Dr. Dhas has received multiple recognitions for his outstanding contributions in research and education, including:

  • Indian Patent (2022) for “Monitoring E-Health Care System Using Artificial Intelligence Techniques”.
  • Member of the Internet Society and International Association of Engineers (IAENG), further reflecting his international recognition in the field.
  • Reviewer for several renowned journals, including International Journal of Information Technology and Decision Making (IJITDM) and Journal of Scientific Research and Reports (JSRR).

Achievements 🌟

  • Successfully published numerous papers in high-impact journals such as Expert Systems With Applications (Elsevier), International Journal of Engineering and Advanced Technology (IJEAT), and Indian Journal of Natural Sciences (IJONS).
  • Served as a reviewer for several prestigious international journals and conferences, contributing to the academic community’s growth.
  • Authored multiple book chapters in edited volumes on topics like data clustering and artificial intelligence, further establishing his expertise.

Upcoming Projects 🚀

  • Dr.

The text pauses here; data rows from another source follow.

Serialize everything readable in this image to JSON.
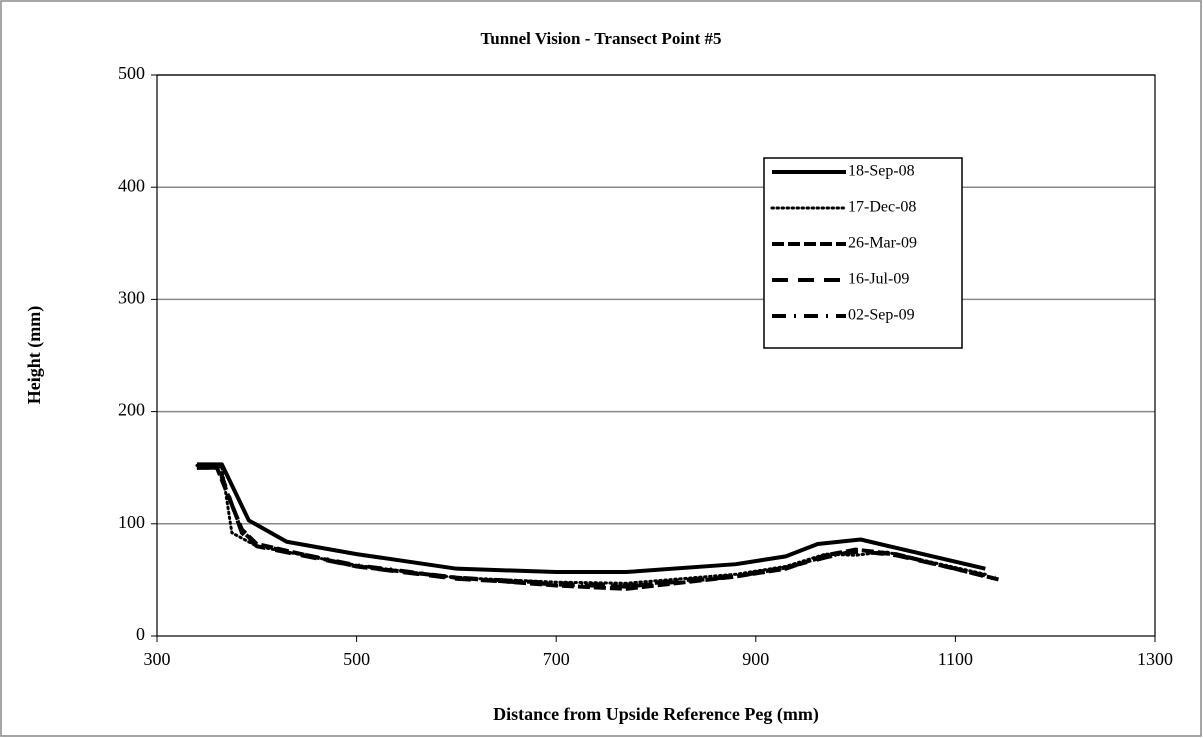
{
  "chart_data": {
    "type": "line",
    "title": "Tunnel Vision - Transect Point #5",
    "x_label": "Distance from Upside Reference Peg (mm)",
    "y_label": "Height (mm)",
    "xlim": [
      300,
      1300
    ],
    "xticks": [
      300,
      500,
      700,
      900,
      1100,
      1300
    ],
    "ylim": [
      0,
      500
    ],
    "yticks": [
      0,
      100,
      200,
      300,
      400,
      500
    ],
    "grid": true,
    "legend": "upper right",
    "series": [
      {
        "name": "18-Sep-08",
        "color": "#000000",
        "dash": "solid",
        "x": [
          340,
          365,
          392,
          430,
          500,
          600,
          700,
          770,
          880,
          930,
          962,
          1005,
          1130
        ],
        "values": [
          153,
          153,
          103,
          84,
          73,
          60,
          57,
          57,
          64,
          71,
          82,
          86,
          60
        ]
      },
      {
        "name": "17-Dec-08",
        "color": "#000000",
        "dash": "dotted",
        "x": [
          340,
          365,
          375,
          400,
          500,
          600,
          700,
          770,
          880,
          930,
          970,
          1000,
          1030,
          1130
        ],
        "values": [
          152,
          150,
          92,
          80,
          63,
          52,
          48,
          47,
          55,
          62,
          73,
          72,
          75,
          55
        ]
      },
      {
        "name": "26-Mar-09",
        "color": "#000000",
        "dash": "dashed",
        "x": [
          340,
          360,
          385,
          400,
          500,
          600,
          700,
          770,
          880,
          930,
          970,
          1000,
          1040,
          1145
        ],
        "values": [
          150,
          150,
          95,
          82,
          62,
          52,
          45,
          42,
          53,
          60,
          72,
          77,
          73,
          50
        ]
      },
      {
        "name": "16-Jul-09",
        "color": "#000000",
        "dash": "longdash",
        "x": [
          340,
          362,
          366,
          385,
          400,
          500,
          600,
          700,
          770,
          880,
          930,
          970,
          1000,
          1040,
          1140
        ],
        "values": [
          150,
          150,
          140,
          92,
          80,
          62,
          51,
          46,
          44,
          53,
          61,
          70,
          76,
          72,
          52
        ]
      },
      {
        "name": "02-Sep-09",
        "color": "#000000",
        "dash": "dashdot",
        "x": [
          340,
          362,
          366,
          385,
          400,
          500,
          600,
          700,
          770,
          880,
          930,
          970,
          1000,
          1040,
          1140
        ],
        "values": [
          151,
          151,
          138,
          94,
          81,
          63,
          52,
          47,
          45,
          54,
          61,
          71,
          75,
          73,
          51
        ]
      }
    ]
  }
}
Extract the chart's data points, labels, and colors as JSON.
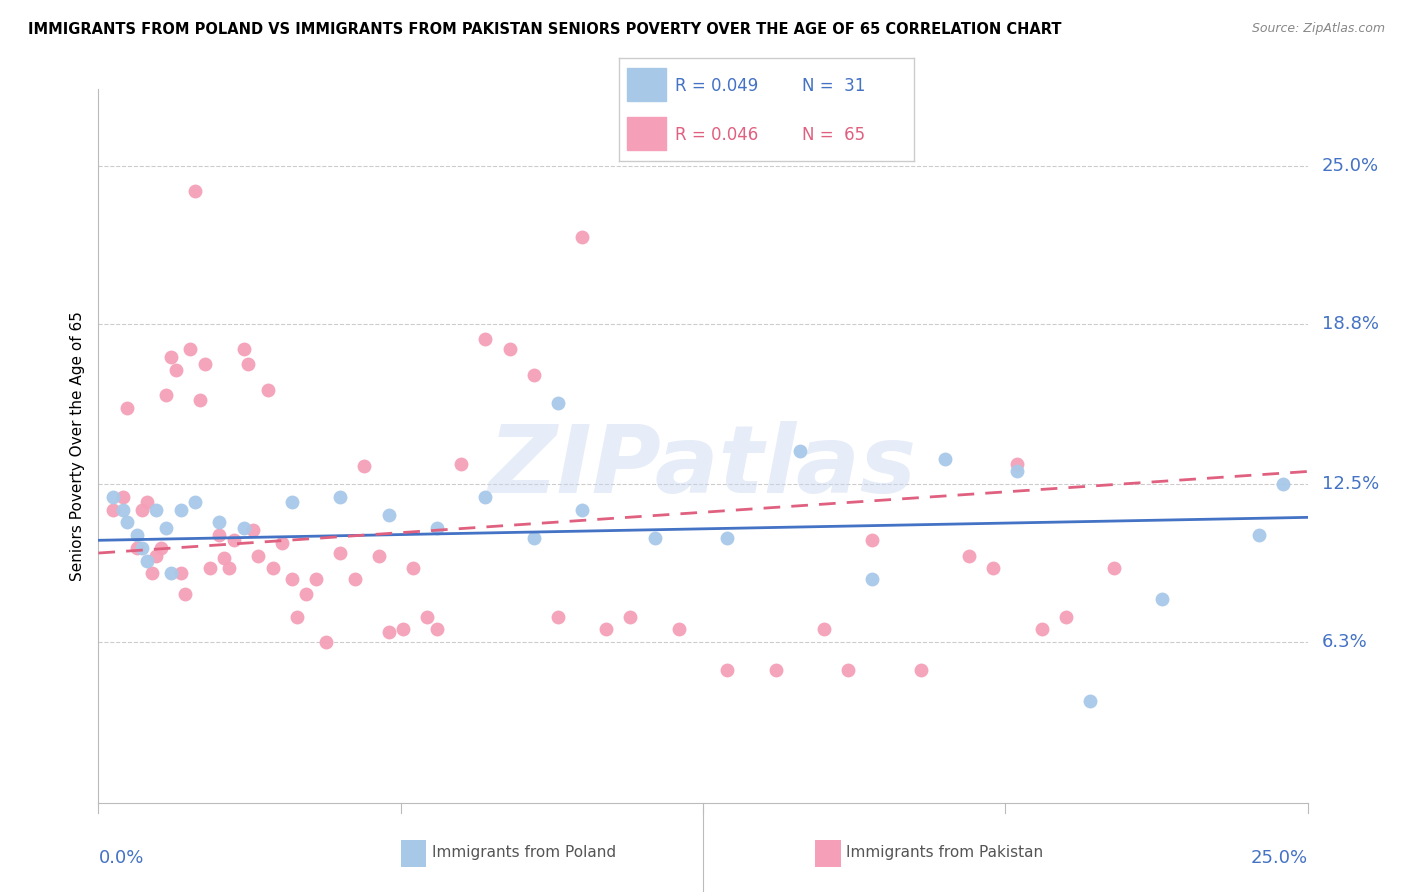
{
  "title": "IMMIGRANTS FROM POLAND VS IMMIGRANTS FROM PAKISTAN SENIORS POVERTY OVER THE AGE OF 65 CORRELATION CHART",
  "source": "Source: ZipAtlas.com",
  "ylabel": "Seniors Poverty Over the Age of 65",
  "poland_color": "#a8c8e8",
  "pakistan_color": "#f5a0b8",
  "poland_line_color": "#4472c4",
  "pakistan_line_color": "#e06080",
  "watermark": "ZIPatlas",
  "xlim": [
    0.0,
    0.25
  ],
  "ylim": [
    0.0,
    0.28
  ],
  "ytick_values": [
    0.063,
    0.125,
    0.188,
    0.25
  ],
  "ytick_labels": [
    "6.3%",
    "12.5%",
    "18.8%",
    "25.0%"
  ],
  "poland_N": 31,
  "pakistan_N": 65,
  "poland_trend_x": [
    0.0,
    0.25
  ],
  "poland_trend_y": [
    0.103,
    0.112
  ],
  "pakistan_trend_x": [
    0.0,
    0.25
  ],
  "pakistan_trend_y": [
    0.098,
    0.13
  ],
  "pl_x": [
    0.003,
    0.005,
    0.006,
    0.008,
    0.009,
    0.01,
    0.012,
    0.014,
    0.015,
    0.017,
    0.02,
    0.025,
    0.03,
    0.04,
    0.05,
    0.06,
    0.07,
    0.08,
    0.09,
    0.095,
    0.1,
    0.115,
    0.13,
    0.145,
    0.16,
    0.175,
    0.19,
    0.205,
    0.22,
    0.24,
    0.245
  ],
  "pl_y": [
    0.12,
    0.115,
    0.11,
    0.105,
    0.1,
    0.095,
    0.115,
    0.108,
    0.09,
    0.115,
    0.118,
    0.11,
    0.108,
    0.118,
    0.12,
    0.113,
    0.108,
    0.12,
    0.104,
    0.157,
    0.115,
    0.104,
    0.104,
    0.138,
    0.088,
    0.135,
    0.13,
    0.04,
    0.08,
    0.105,
    0.125
  ],
  "pk_x": [
    0.003,
    0.005,
    0.006,
    0.008,
    0.009,
    0.01,
    0.011,
    0.012,
    0.013,
    0.014,
    0.015,
    0.016,
    0.017,
    0.018,
    0.019,
    0.02,
    0.021,
    0.022,
    0.023,
    0.025,
    0.026,
    0.027,
    0.028,
    0.03,
    0.031,
    0.032,
    0.033,
    0.035,
    0.036,
    0.038,
    0.04,
    0.041,
    0.043,
    0.045,
    0.047,
    0.05,
    0.053,
    0.055,
    0.058,
    0.06,
    0.063,
    0.065,
    0.068,
    0.07,
    0.075,
    0.08,
    0.085,
    0.09,
    0.095,
    0.1,
    0.105,
    0.11,
    0.12,
    0.13,
    0.14,
    0.15,
    0.155,
    0.16,
    0.17,
    0.18,
    0.185,
    0.19,
    0.195,
    0.2,
    0.21
  ],
  "pk_y": [
    0.115,
    0.12,
    0.155,
    0.1,
    0.115,
    0.118,
    0.09,
    0.097,
    0.1,
    0.16,
    0.175,
    0.17,
    0.09,
    0.082,
    0.178,
    0.24,
    0.158,
    0.172,
    0.092,
    0.105,
    0.096,
    0.092,
    0.103,
    0.178,
    0.172,
    0.107,
    0.097,
    0.162,
    0.092,
    0.102,
    0.088,
    0.073,
    0.082,
    0.088,
    0.063,
    0.098,
    0.088,
    0.132,
    0.097,
    0.067,
    0.068,
    0.092,
    0.073,
    0.068,
    0.133,
    0.182,
    0.178,
    0.168,
    0.073,
    0.222,
    0.068,
    0.073,
    0.068,
    0.052,
    0.052,
    0.068,
    0.052,
    0.103,
    0.052,
    0.097,
    0.092,
    0.133,
    0.068,
    0.073,
    0.092
  ]
}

Dhas is currently engaged in projects related to AI-driven healthcare systems, particularly focusing on AI in early disease detection.
  • He is also exploring the use of neural networks and big data analytics to tackle contemporary challenges in network security and data privacy.

Publications 📚

  1. “Hybrid Fast Correlation-based Feature Selection with Improved Weighed Particle Swarm Optimization to Predict and Classify Heart Disease at an Early Stage”, Indian Journal of Natural Sciences (IJONS), Vol. 15, Issue 85, August 2024, Pages 76542 – 76550.
  2. “Network Intrusion Detection: An Optimized Deep Learning Approach Using Big Data Analytics”, Expert Systems With Applications, Elsevier, Volume 251, 1 October 2024, 123919.
  3. “Kulczynski Similarity Index Feature Selection based Map Estimated Rocchio Classification for Brain Tumor Disease Diagnosis”, International Journal on Recent and Innovation Trends in Computing and Communication (IJRITCC), December 2023.
  4. “Identification of Clustering Techniques with Temporal Relational Data Points”, International Journal of Interdisciplinary Global Studies (IJIGS), Volume 14, Issue 04, Oct-Dec’ 2020.
  5. “Efficient Synergetic Filtering in Big Dataset using Neural Network Technique”, International Journal of Recent Technology and Engineering (IJRTE), Volume 8, Issue 5, January 2020, Pages 1349 – 1360.